I took some stuff out to the car and as I walked back in I saw my wife standing there holding Denise, and she was crying. I had a few suspicions as to what the problem was, but there was no way that I was going to go into it there. I went back into the house, got the rest of our things, said goodbye to everyone (including Denise, who was now back in the house) and left. Once we were in the car I asked my wife what was going on and why Denise, was crying. She told me that she was upset because her uncle was ignoring her.

That hurt. I never want to hurt a child, but I didn’t have a choice. How is her mother going to react? How might something I do be taken? And what would the reaction of others be based on the stories that are told?

I have no choice anymore. The publication of the Megan’s Law database has left me in a position where I have to build walls that are going to hurt some people. This was a law that is supposed to protect, but all it’s done around me so far is hurt people. Sounds like a great idea so far.

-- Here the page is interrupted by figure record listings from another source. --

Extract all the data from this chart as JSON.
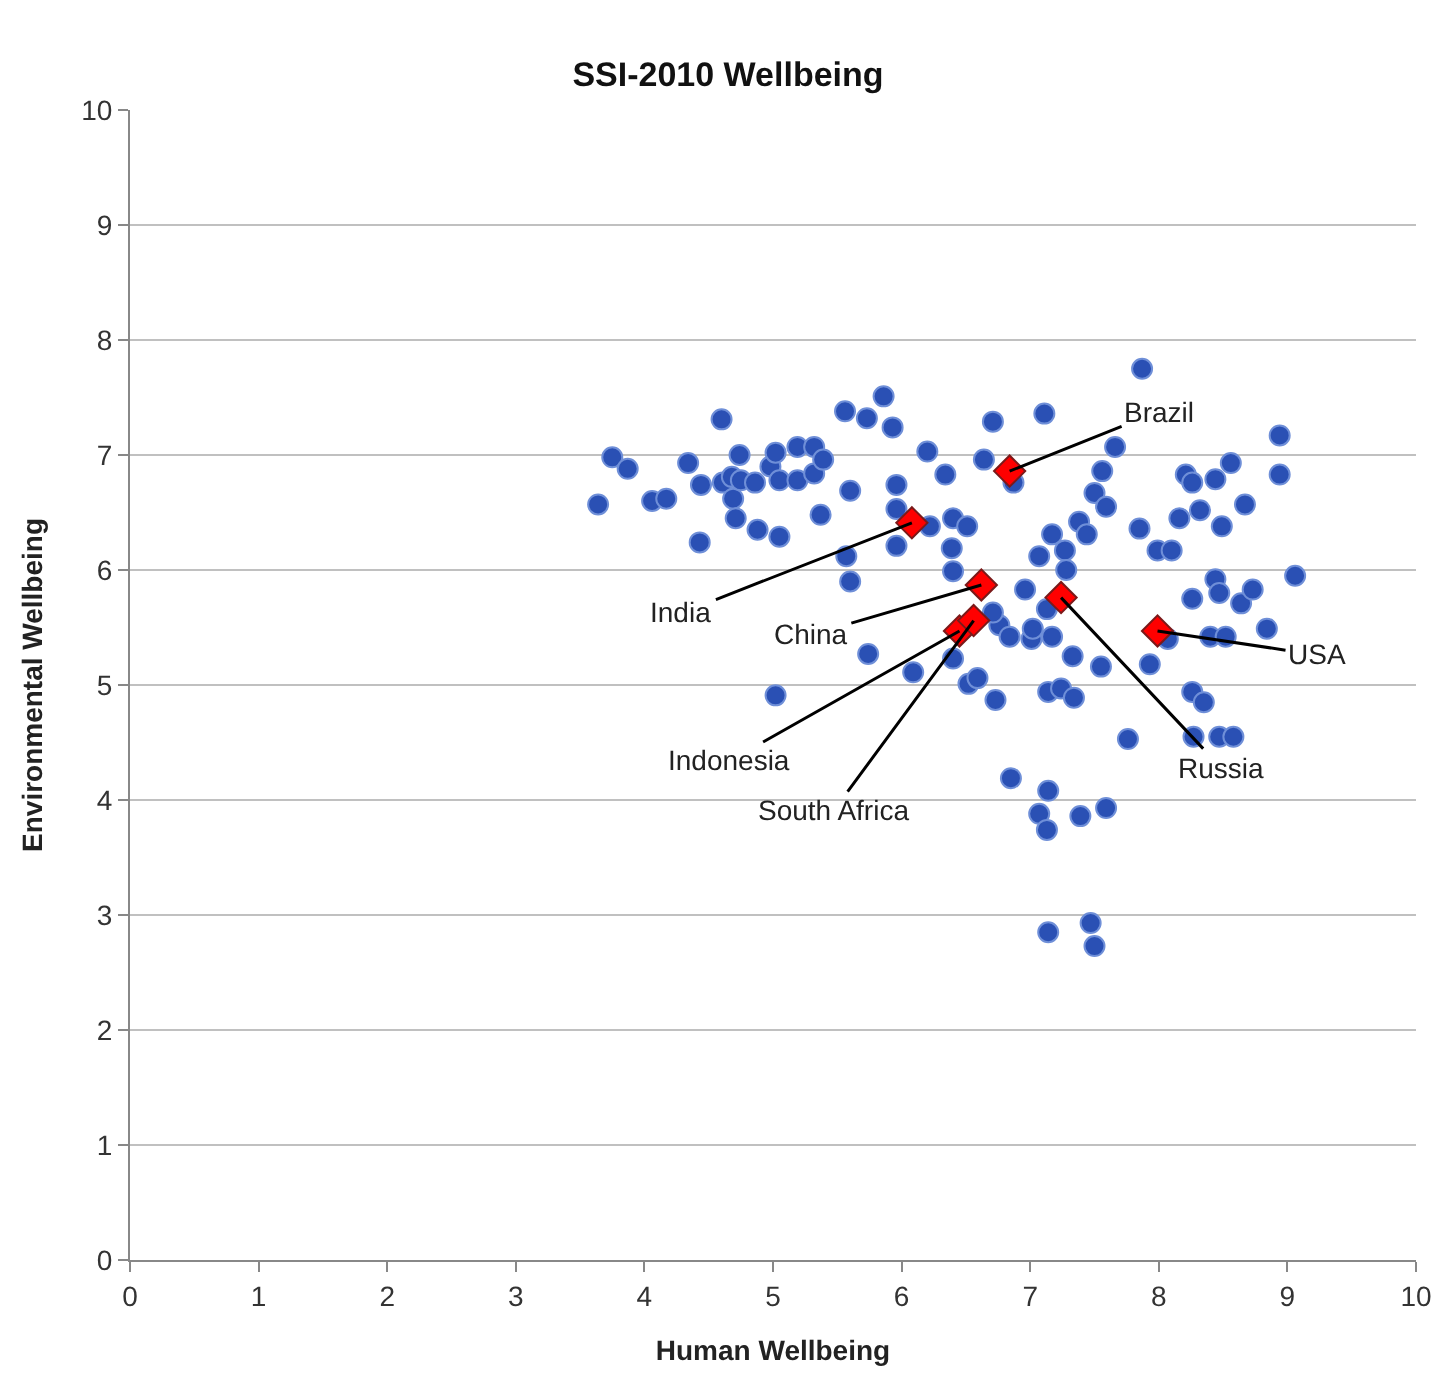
{
  "chart_data": {
    "type": "scatter",
    "title": "SSI-2010 Wellbeing",
    "xlabel": "Human Wellbeing",
    "ylabel": "Environmental Wellbeing",
    "xlim": [
      0,
      10
    ],
    "ylim": [
      0,
      10
    ],
    "xticks": [
      0,
      1,
      2,
      3,
      4,
      5,
      6,
      7,
      8,
      9,
      10
    ],
    "yticks": [
      0,
      1,
      2,
      3,
      4,
      5,
      6,
      7,
      8,
      9,
      10
    ],
    "grid": "y",
    "series": [
      {
        "color": "#2a50b4",
        "marker": "circle",
        "x": [
          3.64,
          3.75,
          3.87,
          4.06,
          4.17,
          4.34,
          4.44,
          4.43,
          4.6,
          4.61,
          4.68,
          4.69,
          4.71,
          4.75,
          4.74,
          4.86,
          4.88,
          4.98,
          5.02,
          5.05,
          5.02,
          5.05,
          5.19,
          5.19,
          5.32,
          5.32,
          5.37,
          5.39,
          5.56,
          5.6,
          5.57,
          5.6,
          5.73,
          5.74,
          5.86,
          5.93,
          5.96,
          5.96,
          5.96,
          6.09,
          6.2,
          6.22,
          6.34,
          6.39,
          6.4,
          6.4,
          6.51,
          6.64,
          6.71,
          6.76,
          6.84,
          6.87,
          6.96,
          7.01,
          7.11,
          7.07,
          7.13,
          7.17,
          7.27,
          7.28,
          7.38,
          7.44,
          7.5,
          7.56,
          7.59,
          7.66,
          7.87,
          7.85,
          7.99,
          8.1,
          8.16,
          8.21,
          8.26,
          8.32,
          8.44,
          8.49,
          8.56,
          8.67,
          8.94,
          8.94,
          8.44,
          8.47,
          8.26,
          8.4,
          8.64,
          8.73,
          9.06,
          8.84,
          8.52,
          8.07,
          7.93,
          7.55,
          7.33,
          7.17,
          7.02,
          6.71,
          6.4,
          6.52,
          6.59,
          6.73,
          7.14,
          7.24,
          7.34,
          7.76,
          8.26,
          8.35,
          8.27,
          8.47,
          8.58,
          6.85,
          7.14,
          7.07,
          7.13,
          7.39,
          7.59,
          7.14,
          7.47,
          7.5
        ],
        "values": [
          6.57,
          6.98,
          6.88,
          6.6,
          6.62,
          6.93,
          6.74,
          6.24,
          7.31,
          6.76,
          6.81,
          6.62,
          6.45,
          6.78,
          7.0,
          6.76,
          6.35,
          6.9,
          7.02,
          6.29,
          4.91,
          6.78,
          7.07,
          6.78,
          7.07,
          6.84,
          6.48,
          6.96,
          7.38,
          6.69,
          6.12,
          5.9,
          7.32,
          5.27,
          7.51,
          7.24,
          6.74,
          6.53,
          6.21,
          5.11,
          7.03,
          6.38,
          6.83,
          6.19,
          6.45,
          5.99,
          6.38,
          6.96,
          7.29,
          5.52,
          5.42,
          6.76,
          5.83,
          5.4,
          7.36,
          6.12,
          5.66,
          6.31,
          6.17,
          6.0,
          6.42,
          6.31,
          6.67,
          6.86,
          6.55,
          7.07,
          7.75,
          6.36,
          6.17,
          6.17,
          6.45,
          6.83,
          6.76,
          6.52,
          6.79,
          6.38,
          6.93,
          6.57,
          7.17,
          6.83,
          5.92,
          5.8,
          5.75,
          5.42,
          5.71,
          5.83,
          5.95,
          5.49,
          5.42,
          5.4,
          5.18,
          5.16,
          5.25,
          5.42,
          5.49,
          5.63,
          5.23,
          5.01,
          5.06,
          4.87,
          4.94,
          4.97,
          4.89,
          4.53,
          4.94,
          4.85,
          4.55,
          4.55,
          4.55,
          4.19,
          4.08,
          3.88,
          3.74,
          3.86,
          3.93,
          2.85,
          2.93,
          2.73
        ]
      },
      {
        "color": "#ff0000",
        "marker": "diamond",
        "x": [
          6.84,
          6.08,
          6.62,
          6.45,
          6.56,
          7.24,
          7.99
        ],
        "values": [
          6.86,
          6.41,
          5.87,
          5.47,
          5.56,
          5.76,
          5.47
        ]
      }
    ],
    "annotations": [
      {
        "text": "Brazil",
        "x": 6.84,
        "y": 6.86
      },
      {
        "text": "India",
        "x": 6.08,
        "y": 6.41
      },
      {
        "text": "China",
        "x": 6.62,
        "y": 5.87
      },
      {
        "text": "Indonesia",
        "x": 6.45,
        "y": 5.47
      },
      {
        "text": "South Africa",
        "x": 6.56,
        "y": 5.56
      },
      {
        "text": "Russia",
        "x": 7.24,
        "y": 5.76
      },
      {
        "text": "USA",
        "x": 7.99,
        "y": 5.47
      }
    ]
  }
}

(Obviously names have been changed to protect those I don't want to hurt)

2 Comments:

Anonymous Anonymous said...

That would kill me, seeing a lil kid crying like that. I feel for you. I'm glad you were able to keep safe, though. Well done! Good boundaries.

A.

10:50 PM  
Blogger Lilo said...

"This was a law that is supposed to protect, but all it’s done around me so far is hurt people."

Are you nuts?? If you are on the database- then it is YOU that has hurt someone, the law just protects the rest of us from scum such as yourself.
I'd rather a child have to weep a bit than be anywhere near someone as demented as yourself. Maybe you should have be so "caring" about how others feel before you committed the crime that put you on the list.